Likewise, the BlueField-3 DPU that accelerates networking (including versions of NVMe-over-Fabric) isn’t “finally available” either. NVidia was pleased to announce that it was “finally in production”.
In this context, the announcement of a DGX Quantum server should be treated with caution. More of a concept than a truly functional product, the DGX Quantum aims to serve as a bridge between conventional processing and others run by a quantum computer. Let’s remember, the latter does not exist yet. Or in such an embryonic state that it is far from being able to compete with a conventional computer.
According to Nvidia’s marketing presentations, the DGX Quantum will work with Grace processors – that is, in development – and will have tools to distribute the algorithms between Grace and a quantum processor.

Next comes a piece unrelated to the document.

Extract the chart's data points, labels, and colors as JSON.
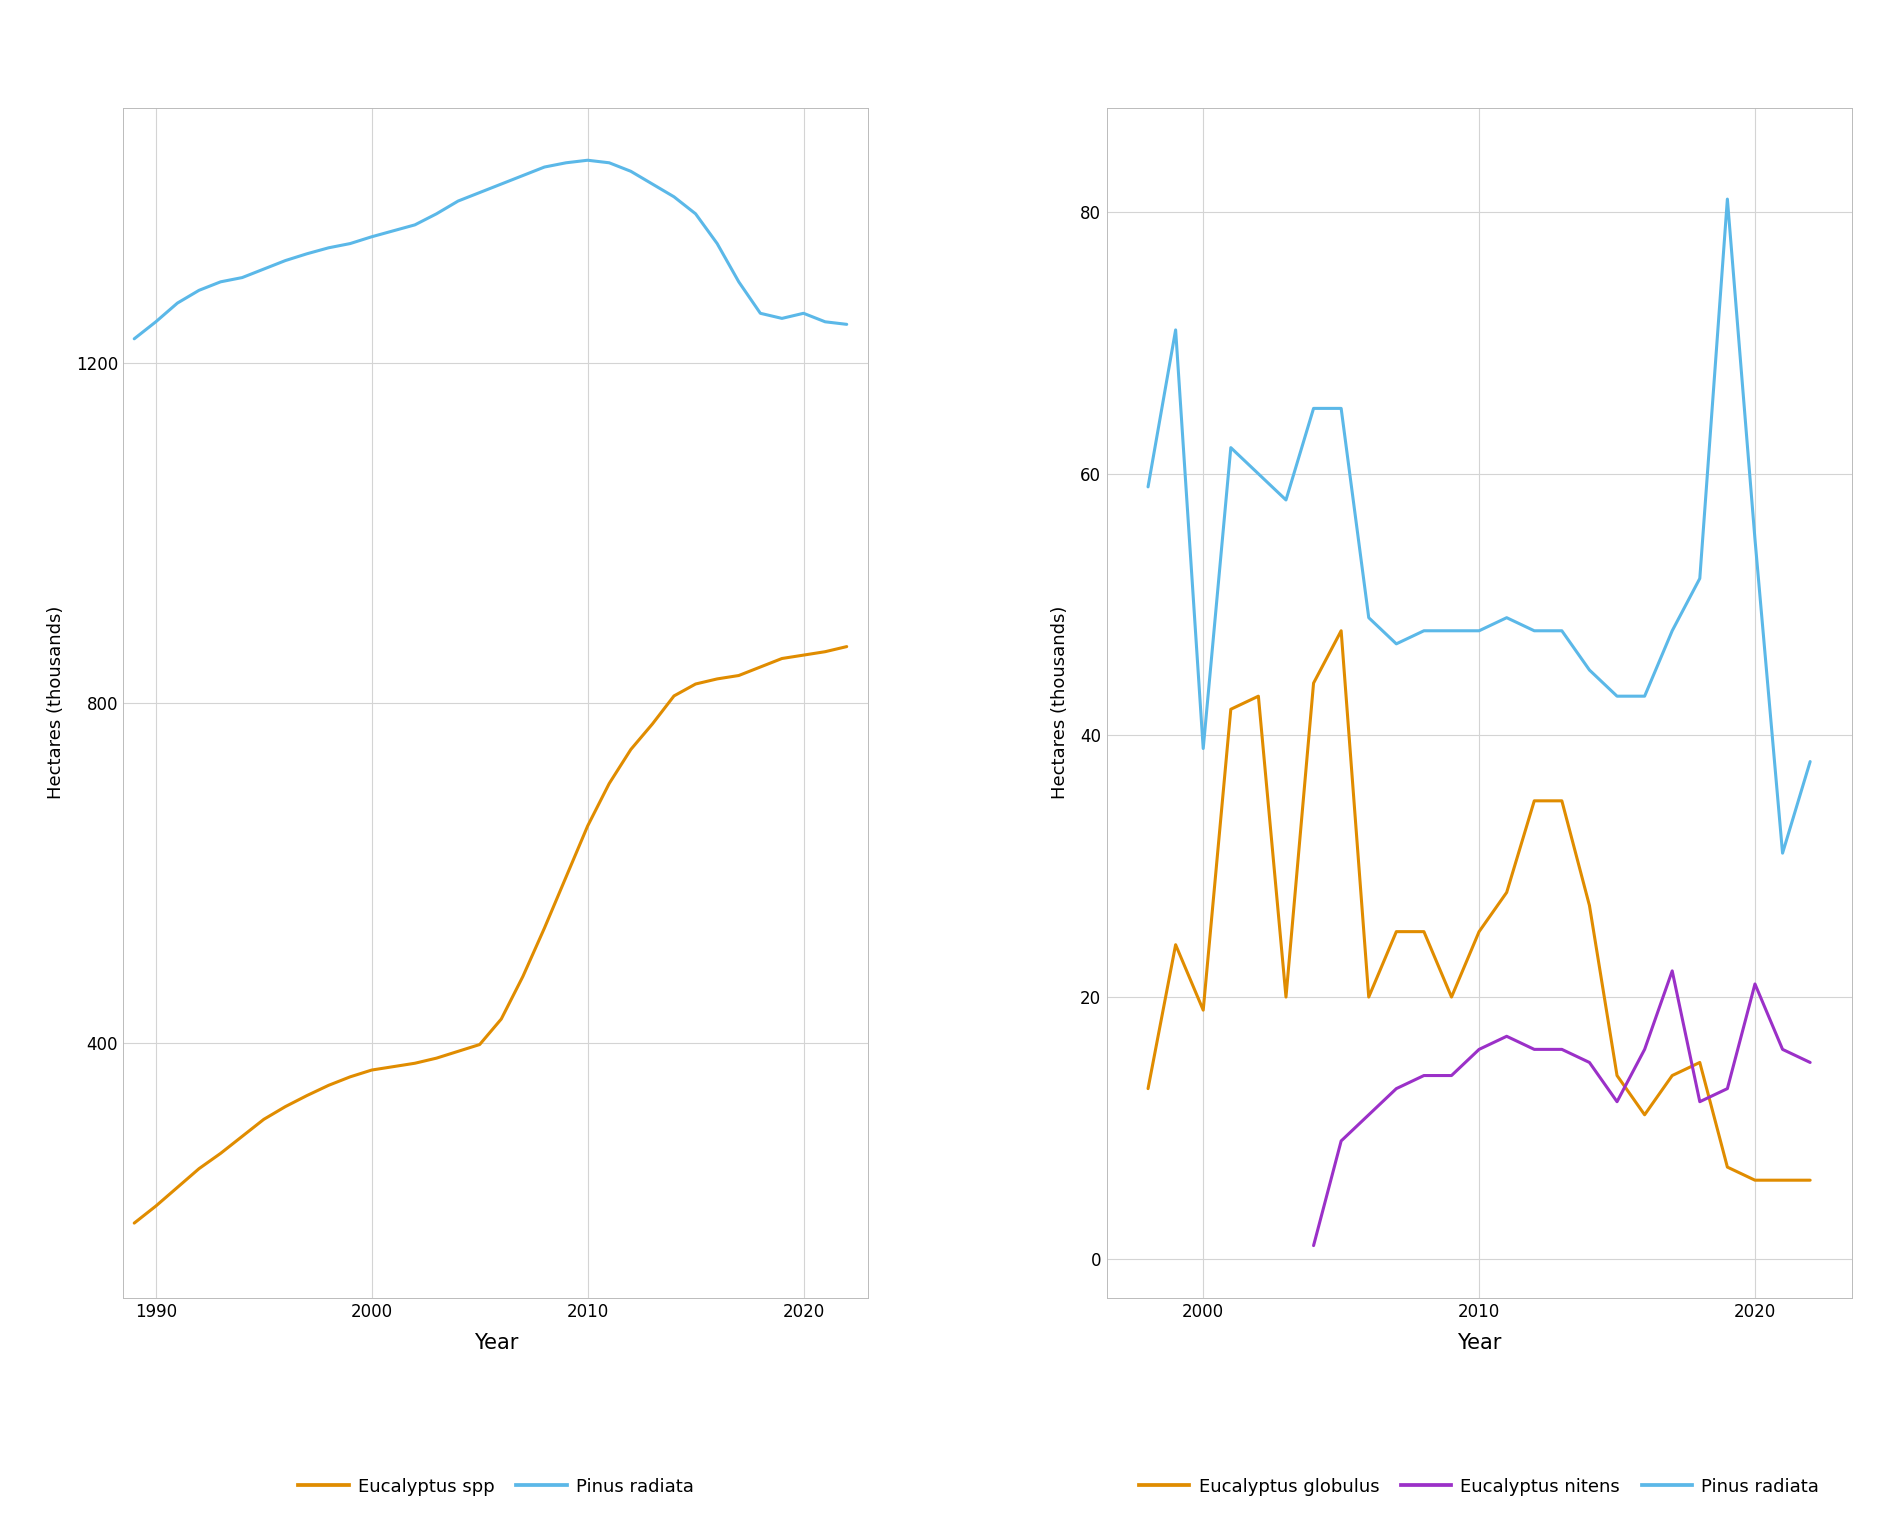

And also a CUDA development kit suitable for quantum processors. The rest of Nvidia’s documentation on the subject just paraphrases what everyone has been writing about quantum noise for years.
The L40 GPU is available in the economical L4
Finally, with regard to the L40 GPU, Nvidia does without the already marketed PCIe variant (also called “CNX”) in a more economical RTX-L4 model because it has about half as many computing units.

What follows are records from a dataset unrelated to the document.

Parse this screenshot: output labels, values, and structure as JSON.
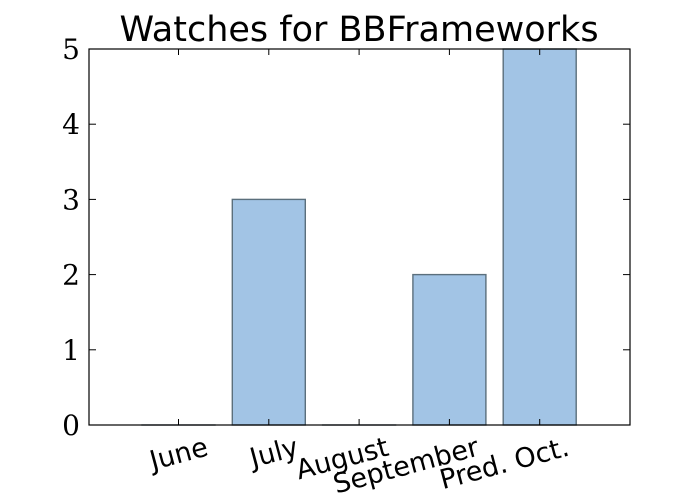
{
  "chart_data": {
    "type": "bar",
    "title": "Watches for BBFrameworks",
    "xlabel": "",
    "ylabel": "",
    "categories": [
      "June",
      "July",
      "August",
      "September",
      "Pred. Oct."
    ],
    "values": [
      0,
      3,
      0,
      2,
      5
    ],
    "ylim": [
      0,
      5
    ],
    "yticks": [
      "0",
      "1",
      "2",
      "3",
      "4",
      "5"
    ],
    "grid": false,
    "legend": "none",
    "bar_color": "#a2c4e5",
    "bar_edge_color": "#5b6f7c"
  }
}
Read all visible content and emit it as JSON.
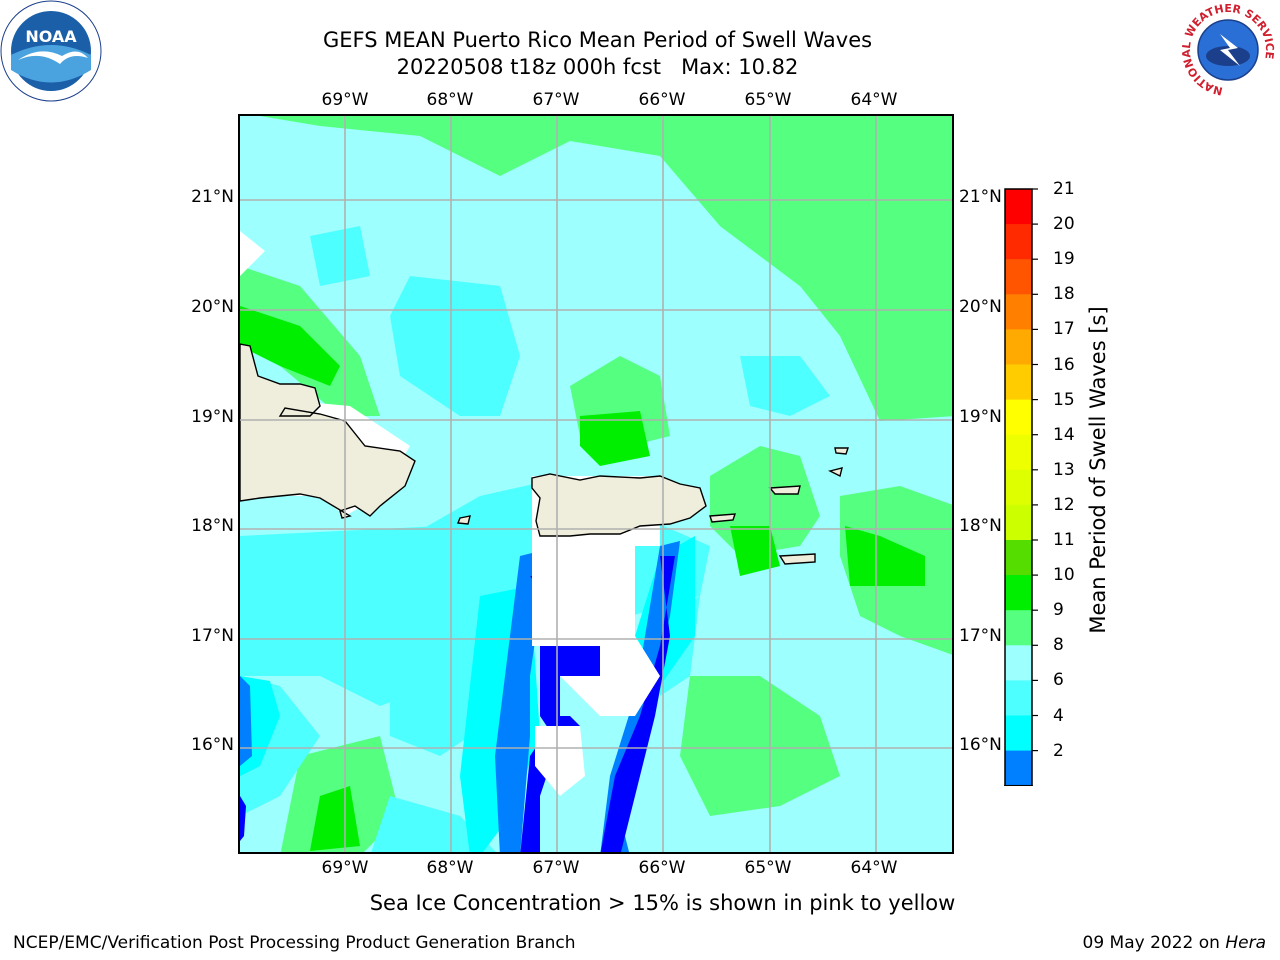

The L40 card’s chip is a 1 GHz AD102 that communicates with its 24 GB of GDDR6 memory at a speed of 864 GB/s over a 384-bit bus. The chip on the L4 card is a 795MHz AD104, which has the same storage capacity but only communicates at a speed of 504GB/s over a 192-bit bus.
According to Nvidia, the L4 cards would be better suited to speed up video processing, while the L40 remains best suited for mathematical calculations in simulations.
Nvidia markets its graphics cards separately or within OVX servers. These are now developing into “OVX 3.0”. Essentially, it’s just an update for machines based on the latest generations of Intel Xeon processors.
DGX Cloud to rent electricity instead of buying it
Instead of paying $200,000 to buy a DGX server with eight H100 cards, it’s now possible to rent it in the cloud for $37,000 a month. The challenge is to meet the needs of organizations that only have a one-time need for computing power to run a machine learning engine on a limited data set.
“To put it simply, we offer the ultimate supercomputer in push-button mode: You open the service in your browser, load your calculation program there, indicate where the data to be processed is located, press the Go button and we will take care of everything else” , summarizes Manuvir Das, Head of Enterprise Products at Nvidia, during the Nvidia GTC Spring Event press conference.
The offering will be marketed either directly by Nvidia for DGX servers hosted in Equinix data centers, or through OCI, Oracle’s public cloud. Finally, Microsoft Azure and Google GCP are also supposed to host this service. According to Nvidia, it can be assumed that integrators will subscribe to the offer in order to offer it to their customers, with the offer being multi-client capable, i.e. able to manage and bill several groups of simultaneous users. In any case, the resources used are dedicated, ie there is no need to worry about a random drop in performance depending on the number of applications running at the same time.
AWS and Azure, the two leading public cloud infrastructure providers, cannot be outdone and have announced that they have already deployed server farms with H100 cards. Unlike cloud DGX offerings that replicate physical DGX servers online, AWS and Azure offerings are marketed as either bare-metal VM farms or relaxing off-the-shelf AI services on Nvidia’s latest accelerators.
Of course, the owner of a local DGX server can of course extend its performance with online DGXs from OCI or Equinix – the software is the same – while the offerings from AWS and Azure are standalone.
In addition to the infrastructure itself, Nvidia also markets ready-made functional services in the form of PaaS resources that can be used in other applications. These are NeMo for interpreting and generating text content, Picasso for interpreting and generating images, videos or 3D objects and BioNeMO for creating scientific reports from research data.